With a background in film, the former TiVo and EA employee was relaying a concept I heard repeatedly at Under the Radar. It is the notion that the challenge of software as we mourn the death of Web 2.0, evidently a violent one per Mike Arrington, is to stop creating 6 billion new devices with new models of use (phone navigation versus Web navigation versus cable system menus and so on) and rather, to marry compelling services with the standing behavior of the consumer. Serve the buyer. My dinner accompanyment stated that their company's system (one I'll talk about once it's out of stealth mode) "allows users to do more without learning a new technology or menu structures". At the other end of this argument are companies like United Keys, who are talking with large PC manufacturers about replacing keyboards with a software-driven LED type scenario. As stated on the United Keys website:

"The bottleneck of PC computing is the laborious nature of hierarchical command structures," said Chris Shipley, executive producer of the DEMO conferences. "It limits the user experience and leads to feature underutilization."
Denmark West, EVP of Strategy and Business Development for MTV, sat with Rafe Needleman at the Under the Radar conference and asked him what MTV is looking forward to. Mr. West said that MTV is looking to "super" serve the audience. To me, that means more than 'every option available under the sun' and instead 'any option you will find useful'. Will that be more intelligent underlying software or new devices such as United Keys, in customized user installations of software we already use or in algorythims which identify conditions and patterns and respond accordingly?
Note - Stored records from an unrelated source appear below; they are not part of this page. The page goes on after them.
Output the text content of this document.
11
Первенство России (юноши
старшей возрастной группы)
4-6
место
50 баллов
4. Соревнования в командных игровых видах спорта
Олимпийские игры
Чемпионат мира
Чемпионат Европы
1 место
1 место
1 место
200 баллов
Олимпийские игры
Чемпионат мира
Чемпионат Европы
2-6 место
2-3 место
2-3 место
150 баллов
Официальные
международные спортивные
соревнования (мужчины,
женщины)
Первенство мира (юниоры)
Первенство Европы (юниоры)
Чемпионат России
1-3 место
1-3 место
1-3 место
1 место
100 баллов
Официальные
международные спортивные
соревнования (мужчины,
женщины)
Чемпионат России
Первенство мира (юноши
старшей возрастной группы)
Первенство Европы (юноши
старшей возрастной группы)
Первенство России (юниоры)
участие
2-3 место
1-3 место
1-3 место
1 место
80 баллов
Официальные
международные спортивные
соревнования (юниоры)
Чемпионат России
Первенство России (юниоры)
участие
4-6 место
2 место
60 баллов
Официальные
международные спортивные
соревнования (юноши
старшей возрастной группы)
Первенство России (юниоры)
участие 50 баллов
All, I'd say. Without regulation and with the intelligence and technology barrier so low, we're still parallel developing all kinds of things, racing to super serve the consumers. I'm officially finished wanting to win this race. The glory isn't in getting the sale, enabling the debt and filling the whole with non-biodegradable materials. The glory is in being socially conscience.


Steve said...

I'm not sure what he meant. Was his suggestion that we have a universal interface to everything? I love my Tivo remote, but I'd have a hard time safely navigating my car around San Francisco with it.

lisa padilla said...

Not a universal interface, Steve, just more comfortable and familiar user interface -- to mitigate individuals needing to learn yet another user interface. There are a lot of things we shouldn't be doing in the car anyway, I'm sure you'll agree. Included in that would be navigating TV programming. This is another case for VoIP applications. For example, Nuance-backed software.